The association between empirical dietary inflammatory pattern and colorectal cancer risk: a case-control study

Zainab Shateri 1, Maede Makhtoomi 2,3, Fatemeh Mansouri 2,4, Milad Rajabzadeh-dehkordi 2,5, Mehran Nouri 2,3,5, Bahram Rashidkhani 6,
PMCID: PMC10666418  PMID: 37996874

Abstract

Background

Colorectal cancer (CRC) is the third most common cancer in Iran. Inflammation plays an essential role in developing CRC. A dietary pattern called the empirical dietary inflammatory pattern (EDIP) has recently been designed based on the inflammatory potential of the diet. Therefore, the present study aimed to investigate the impact of EDIP on the risk of CRC.

Methods

The current case-control study was conducted on 142 controls and 71 CRC cases in three general hospitals and Hospital Cancer Organization in Tehran, Iran. We calculated EDIP by a semi-quantitative food frequency questionnaire. The association between EDIP and CRC were evaluated by logistic regression. The level of significance was p < 0.05.

Results

The results revealed that people who were in the highest tertile of the EDIP had higher odds of CRC (in the adjusted model: odds ratio (OR) = 3.74; 95% confidence interval (CI): 1.38–10.14; P = 0.011).

Conclusion

The present study demonstrated the potential role of dietary-induced inflammation in developing CRC. In the current study, an increase in the intake of red meat, processed meats, and refined grains was observed in the higher EDIP tertiles compared to the lower tertiles. Consequently, to decrease the risk of CRC, it is recommended to reduce the consumption of these foods.

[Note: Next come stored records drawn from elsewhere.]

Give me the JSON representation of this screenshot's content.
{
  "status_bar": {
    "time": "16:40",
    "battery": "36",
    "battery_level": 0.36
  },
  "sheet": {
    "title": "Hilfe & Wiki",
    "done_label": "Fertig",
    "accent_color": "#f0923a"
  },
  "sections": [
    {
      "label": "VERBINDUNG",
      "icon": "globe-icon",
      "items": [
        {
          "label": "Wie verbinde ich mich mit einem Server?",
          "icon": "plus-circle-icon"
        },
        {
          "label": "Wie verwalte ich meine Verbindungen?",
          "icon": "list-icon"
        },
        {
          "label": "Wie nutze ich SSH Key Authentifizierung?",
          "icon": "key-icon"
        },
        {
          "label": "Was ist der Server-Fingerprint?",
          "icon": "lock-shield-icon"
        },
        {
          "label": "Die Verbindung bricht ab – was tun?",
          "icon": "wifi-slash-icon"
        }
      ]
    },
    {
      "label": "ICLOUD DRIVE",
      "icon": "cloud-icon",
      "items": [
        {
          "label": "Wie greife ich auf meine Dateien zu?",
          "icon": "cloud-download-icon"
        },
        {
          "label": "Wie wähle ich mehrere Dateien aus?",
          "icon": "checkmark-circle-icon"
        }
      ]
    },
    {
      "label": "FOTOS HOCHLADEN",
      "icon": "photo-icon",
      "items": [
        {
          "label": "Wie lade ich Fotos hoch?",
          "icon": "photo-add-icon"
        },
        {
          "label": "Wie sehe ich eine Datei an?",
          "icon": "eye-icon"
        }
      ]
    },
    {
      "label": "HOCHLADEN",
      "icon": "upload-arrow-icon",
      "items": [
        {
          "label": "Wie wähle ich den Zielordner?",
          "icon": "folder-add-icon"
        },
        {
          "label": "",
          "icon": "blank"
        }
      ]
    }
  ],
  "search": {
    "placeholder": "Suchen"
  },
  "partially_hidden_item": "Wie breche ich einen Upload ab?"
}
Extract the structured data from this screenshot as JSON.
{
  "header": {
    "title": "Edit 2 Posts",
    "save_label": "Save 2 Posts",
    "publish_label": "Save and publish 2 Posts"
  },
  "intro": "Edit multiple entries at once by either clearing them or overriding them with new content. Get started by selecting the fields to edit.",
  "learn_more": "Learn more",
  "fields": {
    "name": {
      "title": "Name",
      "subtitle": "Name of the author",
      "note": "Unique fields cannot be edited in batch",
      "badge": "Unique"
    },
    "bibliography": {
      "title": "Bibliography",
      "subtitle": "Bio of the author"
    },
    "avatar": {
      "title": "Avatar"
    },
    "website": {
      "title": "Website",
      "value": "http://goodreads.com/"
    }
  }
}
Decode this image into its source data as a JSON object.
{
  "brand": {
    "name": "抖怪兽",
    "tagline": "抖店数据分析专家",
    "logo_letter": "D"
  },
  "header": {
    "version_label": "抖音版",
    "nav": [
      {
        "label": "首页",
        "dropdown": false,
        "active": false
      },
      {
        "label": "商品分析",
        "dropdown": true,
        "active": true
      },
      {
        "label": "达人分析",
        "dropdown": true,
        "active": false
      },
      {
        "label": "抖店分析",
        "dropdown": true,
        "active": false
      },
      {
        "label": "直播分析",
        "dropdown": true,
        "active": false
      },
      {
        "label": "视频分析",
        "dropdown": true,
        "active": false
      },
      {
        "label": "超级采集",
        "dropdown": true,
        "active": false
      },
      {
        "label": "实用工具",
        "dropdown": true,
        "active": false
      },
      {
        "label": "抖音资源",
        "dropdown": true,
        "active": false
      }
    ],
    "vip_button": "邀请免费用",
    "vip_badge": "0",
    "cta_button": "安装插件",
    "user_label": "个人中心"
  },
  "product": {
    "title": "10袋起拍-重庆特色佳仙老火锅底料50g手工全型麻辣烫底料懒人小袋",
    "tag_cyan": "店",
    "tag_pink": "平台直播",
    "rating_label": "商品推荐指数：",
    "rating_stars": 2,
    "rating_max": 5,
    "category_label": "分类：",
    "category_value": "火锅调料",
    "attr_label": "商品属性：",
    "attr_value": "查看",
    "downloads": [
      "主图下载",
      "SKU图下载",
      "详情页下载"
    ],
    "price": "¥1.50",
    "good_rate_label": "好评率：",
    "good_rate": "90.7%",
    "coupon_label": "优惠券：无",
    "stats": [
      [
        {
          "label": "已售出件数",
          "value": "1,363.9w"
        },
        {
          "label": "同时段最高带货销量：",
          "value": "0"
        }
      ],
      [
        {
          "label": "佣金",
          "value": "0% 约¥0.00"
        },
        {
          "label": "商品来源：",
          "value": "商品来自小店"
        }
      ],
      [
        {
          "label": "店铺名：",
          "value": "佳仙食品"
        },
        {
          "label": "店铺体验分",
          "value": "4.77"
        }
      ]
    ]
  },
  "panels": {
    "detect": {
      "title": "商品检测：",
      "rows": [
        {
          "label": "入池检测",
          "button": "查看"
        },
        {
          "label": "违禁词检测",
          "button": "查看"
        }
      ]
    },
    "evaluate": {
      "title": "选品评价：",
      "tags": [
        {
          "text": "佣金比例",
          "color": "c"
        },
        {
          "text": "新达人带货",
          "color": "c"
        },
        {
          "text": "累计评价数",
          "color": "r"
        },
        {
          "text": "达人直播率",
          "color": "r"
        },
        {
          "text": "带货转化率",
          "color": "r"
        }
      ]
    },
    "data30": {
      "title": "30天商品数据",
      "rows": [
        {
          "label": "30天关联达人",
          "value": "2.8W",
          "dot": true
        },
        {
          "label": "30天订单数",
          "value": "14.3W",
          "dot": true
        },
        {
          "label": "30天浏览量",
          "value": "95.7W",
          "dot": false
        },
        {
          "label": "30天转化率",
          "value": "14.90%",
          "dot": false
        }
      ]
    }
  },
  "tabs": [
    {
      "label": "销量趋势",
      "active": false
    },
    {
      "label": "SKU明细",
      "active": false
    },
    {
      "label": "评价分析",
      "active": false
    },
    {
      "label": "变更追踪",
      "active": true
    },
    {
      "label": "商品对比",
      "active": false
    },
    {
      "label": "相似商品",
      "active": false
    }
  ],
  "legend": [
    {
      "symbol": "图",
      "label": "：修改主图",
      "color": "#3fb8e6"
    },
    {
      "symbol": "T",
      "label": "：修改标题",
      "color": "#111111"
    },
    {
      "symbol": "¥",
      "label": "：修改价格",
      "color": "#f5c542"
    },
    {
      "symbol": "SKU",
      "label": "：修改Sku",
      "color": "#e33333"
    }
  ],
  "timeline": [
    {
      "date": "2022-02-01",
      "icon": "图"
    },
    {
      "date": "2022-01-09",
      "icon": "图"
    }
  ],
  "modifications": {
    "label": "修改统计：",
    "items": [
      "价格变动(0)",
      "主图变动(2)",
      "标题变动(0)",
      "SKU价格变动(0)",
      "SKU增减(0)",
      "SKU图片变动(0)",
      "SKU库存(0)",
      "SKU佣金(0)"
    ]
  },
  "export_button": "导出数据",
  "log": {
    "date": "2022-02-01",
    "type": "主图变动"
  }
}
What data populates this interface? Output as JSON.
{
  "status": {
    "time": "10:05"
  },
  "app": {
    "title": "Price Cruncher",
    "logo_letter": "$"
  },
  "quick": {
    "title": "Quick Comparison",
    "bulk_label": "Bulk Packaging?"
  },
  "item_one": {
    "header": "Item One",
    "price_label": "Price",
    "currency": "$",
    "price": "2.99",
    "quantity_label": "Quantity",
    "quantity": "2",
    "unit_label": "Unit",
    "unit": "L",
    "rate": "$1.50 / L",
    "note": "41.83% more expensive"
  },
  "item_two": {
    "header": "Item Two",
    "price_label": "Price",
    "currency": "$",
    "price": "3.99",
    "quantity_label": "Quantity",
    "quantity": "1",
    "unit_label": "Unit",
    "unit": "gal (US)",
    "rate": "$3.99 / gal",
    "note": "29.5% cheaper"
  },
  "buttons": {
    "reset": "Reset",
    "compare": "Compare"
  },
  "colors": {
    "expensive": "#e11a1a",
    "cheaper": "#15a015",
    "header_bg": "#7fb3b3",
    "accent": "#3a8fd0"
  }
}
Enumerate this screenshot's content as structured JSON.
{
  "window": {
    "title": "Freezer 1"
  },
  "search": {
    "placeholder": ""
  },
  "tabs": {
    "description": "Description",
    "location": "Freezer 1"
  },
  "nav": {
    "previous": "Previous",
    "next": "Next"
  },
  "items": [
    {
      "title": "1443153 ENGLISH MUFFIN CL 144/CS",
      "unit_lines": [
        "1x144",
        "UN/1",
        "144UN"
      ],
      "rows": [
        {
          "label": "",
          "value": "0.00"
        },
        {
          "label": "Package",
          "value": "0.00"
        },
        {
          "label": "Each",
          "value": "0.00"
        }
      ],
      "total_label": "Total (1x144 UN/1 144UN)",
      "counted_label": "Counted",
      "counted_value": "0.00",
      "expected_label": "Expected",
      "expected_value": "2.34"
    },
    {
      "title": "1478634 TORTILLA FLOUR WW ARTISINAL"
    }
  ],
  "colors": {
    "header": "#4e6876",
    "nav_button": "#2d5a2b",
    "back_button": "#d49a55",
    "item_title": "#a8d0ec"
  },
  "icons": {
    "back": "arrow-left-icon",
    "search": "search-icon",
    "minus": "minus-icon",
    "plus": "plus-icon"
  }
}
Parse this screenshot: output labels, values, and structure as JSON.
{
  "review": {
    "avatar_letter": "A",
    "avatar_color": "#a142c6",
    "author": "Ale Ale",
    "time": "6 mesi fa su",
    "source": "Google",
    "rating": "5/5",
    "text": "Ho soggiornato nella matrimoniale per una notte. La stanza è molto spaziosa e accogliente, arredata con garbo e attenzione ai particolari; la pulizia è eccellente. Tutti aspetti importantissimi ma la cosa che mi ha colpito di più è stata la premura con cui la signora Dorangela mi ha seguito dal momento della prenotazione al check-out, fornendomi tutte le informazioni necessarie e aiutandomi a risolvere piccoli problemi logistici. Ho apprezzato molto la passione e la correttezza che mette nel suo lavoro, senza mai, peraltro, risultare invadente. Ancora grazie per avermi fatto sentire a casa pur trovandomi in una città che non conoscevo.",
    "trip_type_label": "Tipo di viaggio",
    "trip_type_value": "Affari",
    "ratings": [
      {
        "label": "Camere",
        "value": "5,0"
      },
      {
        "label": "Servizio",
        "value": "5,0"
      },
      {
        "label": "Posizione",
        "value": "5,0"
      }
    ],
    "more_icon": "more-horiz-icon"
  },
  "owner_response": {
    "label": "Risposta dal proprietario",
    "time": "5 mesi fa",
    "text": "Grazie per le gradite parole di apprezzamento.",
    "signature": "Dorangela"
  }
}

Keywords: Empirical dietary inflammatory pattern, Dietary inflammatory potential, Dietary inflammation, Colorectal cancer, Iranian

Introduction

Colorectal cancer (CRC) is slow-growing cancer that begins as a tissue growth or tumor in the inner lining of the colon or rectum [1]. CRC is a serious problem in the world’s public health and increasingly affects the population of Asian countries [2]. This is the third most common cancer in Iran [3] and the fourth and third most common in Iranian women and men, respectively [4]. In 2020, 11,942 new cases of CRC were reported in Iran [5].

Inflammation plays an essential role in developing CRC [6]. Specific nutrients and dietary components have been found to influence inflammation [7]. Studies have shown the role of sugar [8] and foods with a high concentration of saturated fat [9] in causing inflammation. On the contrary, it has been shown that tryptophan metabolites [10, 11] and fiber intake [12] can play a role in reducing inflammation. A study in the Iranian population also demonstrated that traditional dietary pattern that are associated with increased consumption of casserole, potato, legumes, hydrogenated fats, whole grains, tea, and refined grains can positively increase interleukin-6 (IL-6) [13]. There are two important indices to describe the inflammatory potential of a diet, including a dietary inflammatory index (DII) and an experimental dietary inflammatory pattern (EDIP) [14, 15]. The DII is essentially a priori index that emphasizes the inflammatory potential of dietary nutrients [16], while EDIP is a posterior index that emphasizes the inflammatory potential of food groups, and this index seems to provide a new dimension of the inflammatory potential of the entire diet of people [17, 18]. In fact, EDIP has been designed based on the inflammatory potential of the diet (according to circulating concentrations of inflammatory biomarkers) [19].

The relationship of EDIP with metabolic syndrome [20], cognitive function [21], and metabolic phenotypes in overweight and obesity [15] has been investigated. However, there are limited studies on the relationship between EDIP and CRC risk [22, 23]. A cohort study aimed at investigating the association between EDIP and the risk of CRC showed a significant positive correlation [22]. Another study showed that the higher the diet’s inflammatory potential, the higher the risk of CRC [24].

Epidemiological studies have not consistently shown an association between the levels of inflammatory markers and the risk of CRC [25]. To the best of our knowledge, there is no study on the effect of EDIP on the risk of CRC among Iranian population. So, the present study aimed to investigate the impact of EDIP on the risk of CRC.

Methods

The present case-control study was conducted on three hospitals that included Shariati, Imam Hossein, and Ayatollah Taleghani and 19 CRC surgery departments of Imam Khomeini Hospital Cancer Organization in Tehran. The study sample size was calculated based on the odds ratio (OR) = 0.45, α = 0.05, and β = 0.20 based on Terry and et al. study [26].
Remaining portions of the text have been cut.